1. A coated paper (10), suitable for printing ink jet inks thereon and providing a photographic-like
print, comprising:
(a) a substrate (12);
(b) a first layer (14) disposed on said substrate (12) and comprising a first cationic
silica; and
(c) a second layer (16) disposed on said first layer (14) and comprising a second
cationic silica.
2. The coated paper (10) of Claim 1 wherein said substrate (12) is selected from the
group consisting of polyethylene-extruded photobase, film base, and highly sized paper
base.
3. The coated paper (10) of Claim 1 wherein said first cationic silica comprises amorphous
silica, mixed with a first cationic-inducing compound and a binder, and wherein said
second cationic silica comprises spherical silica, mixed with a second cationic-inducing
compound, said first cationic-inducting compound being the same or different than
said second cationic-inducing compound.
4. The coated paper (10) of Claim 3 wherein said first cationic-inducing compound and
said second cationic-inducing compound are independently selected from the group consisting
of hydroxyl-containing polyvalent metal salts containing a metal having a valence
of 3 to 4 and cationic resins and wherein said binder is selected from the group consisting
of water-soluble or water-dispersible poly(vinyl alcohol)s, modified poly(vinyl alcohol)s,
water-soluble or water-dispersible poly(vinyl pyrrolidone)s, water-soluble or water-dispersible
acrylate polymers, water-soluble or water-dispersible copolymers of vinyl acetate
and vinyl pyrrolidone, water-soluble or water-dispersible poly(urethane)s, and water-soluble
or water-dispersible polyethylene oxides.

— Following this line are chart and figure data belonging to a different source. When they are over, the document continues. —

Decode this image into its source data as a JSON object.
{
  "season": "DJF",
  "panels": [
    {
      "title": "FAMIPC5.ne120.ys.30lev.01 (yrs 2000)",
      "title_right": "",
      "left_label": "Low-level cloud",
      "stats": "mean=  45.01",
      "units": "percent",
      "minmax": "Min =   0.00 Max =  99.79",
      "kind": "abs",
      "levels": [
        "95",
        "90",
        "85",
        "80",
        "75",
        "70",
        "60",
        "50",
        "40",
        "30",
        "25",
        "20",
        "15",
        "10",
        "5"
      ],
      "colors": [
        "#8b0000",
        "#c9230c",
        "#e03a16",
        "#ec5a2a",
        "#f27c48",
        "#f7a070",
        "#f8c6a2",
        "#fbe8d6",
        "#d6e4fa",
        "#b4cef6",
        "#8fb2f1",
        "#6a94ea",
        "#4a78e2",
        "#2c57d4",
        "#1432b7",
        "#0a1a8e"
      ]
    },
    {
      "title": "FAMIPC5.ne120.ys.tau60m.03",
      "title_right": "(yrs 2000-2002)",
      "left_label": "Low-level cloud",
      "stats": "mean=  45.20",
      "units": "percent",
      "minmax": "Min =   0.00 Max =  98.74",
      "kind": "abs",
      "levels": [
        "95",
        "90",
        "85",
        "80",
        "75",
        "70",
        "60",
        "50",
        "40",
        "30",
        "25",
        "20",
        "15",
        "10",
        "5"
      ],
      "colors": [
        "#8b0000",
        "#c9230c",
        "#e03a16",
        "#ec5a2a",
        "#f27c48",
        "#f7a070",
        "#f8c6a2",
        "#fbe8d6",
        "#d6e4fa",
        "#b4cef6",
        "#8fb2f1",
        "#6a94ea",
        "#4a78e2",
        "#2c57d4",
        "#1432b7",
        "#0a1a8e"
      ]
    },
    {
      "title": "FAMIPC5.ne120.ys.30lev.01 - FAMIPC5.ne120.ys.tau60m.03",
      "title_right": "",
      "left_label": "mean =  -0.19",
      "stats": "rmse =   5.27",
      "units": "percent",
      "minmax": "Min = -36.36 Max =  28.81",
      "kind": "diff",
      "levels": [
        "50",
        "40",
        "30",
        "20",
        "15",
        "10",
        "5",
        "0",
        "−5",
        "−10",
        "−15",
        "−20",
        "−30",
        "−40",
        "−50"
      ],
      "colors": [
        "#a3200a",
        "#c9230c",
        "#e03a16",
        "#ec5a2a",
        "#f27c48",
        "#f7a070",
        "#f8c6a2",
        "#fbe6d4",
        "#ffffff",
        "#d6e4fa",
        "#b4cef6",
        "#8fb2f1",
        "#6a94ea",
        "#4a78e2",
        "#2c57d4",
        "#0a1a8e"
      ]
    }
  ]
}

5. The coated paper (10) of Claim 3 wherein said amorphous silica has a primary particle
size of about 5 to 30 nm and an aggregated particle size between about 50 and 500
nm.
6. The coated paper (10) of Claim 3 wherein said first layer (14) has a pore size within
a range of about 10 to 40 nm.
7. The coated paper (10) of Claim 1 wherein said first layer (14) has a thickness of
about 25 to 30 g/m2.
8. The coated paper (10) of Claim 1 wherein said second layer (16) has a thickness of
about 0.1 to 10 g/m2.
9. A method for preparing said coated paper (10) of Claim 1, suitable for printing ink
jet inks thereon and providing a photographic-like print, said method comprising:
(a) providing said substrate (12);
(b) forming said first layer (14) on said substrate (12) by (1) providing amorphous
SiO2, (2) dispersing said SiO2 with a cationic-inducing compound to form a dispersion, (3) adjusting its pH to about
4, as needed, (4) mixing said dispersion with a binder to form a mixture; and (5)

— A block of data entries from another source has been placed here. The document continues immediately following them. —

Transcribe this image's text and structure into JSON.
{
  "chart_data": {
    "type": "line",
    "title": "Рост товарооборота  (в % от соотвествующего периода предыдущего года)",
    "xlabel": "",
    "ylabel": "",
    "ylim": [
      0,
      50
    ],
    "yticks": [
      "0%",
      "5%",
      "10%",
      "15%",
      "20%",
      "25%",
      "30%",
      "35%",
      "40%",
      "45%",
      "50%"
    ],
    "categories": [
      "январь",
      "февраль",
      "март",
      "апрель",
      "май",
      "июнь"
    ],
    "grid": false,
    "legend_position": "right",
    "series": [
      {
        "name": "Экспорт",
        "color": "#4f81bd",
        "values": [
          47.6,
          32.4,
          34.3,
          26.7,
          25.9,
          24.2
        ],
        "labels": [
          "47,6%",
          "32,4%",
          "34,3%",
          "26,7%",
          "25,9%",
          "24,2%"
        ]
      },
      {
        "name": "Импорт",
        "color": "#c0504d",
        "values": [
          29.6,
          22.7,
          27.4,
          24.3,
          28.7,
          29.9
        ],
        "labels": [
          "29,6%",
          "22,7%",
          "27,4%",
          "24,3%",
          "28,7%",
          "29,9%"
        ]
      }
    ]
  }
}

coating said mixture on said substrate (12); and
(c) forming said second layer (16) on said first layer (14) by (1) providing spherical
silica, (2) mixing said spherical silica with either little or no binder, and (3)
coating the spherical silica on said first layer (14).
10. The method of Claim 9 wherein said first layer (14) and said second layer (16) are
formed on said substrate (12) either in a single pass mode or in two separate passes.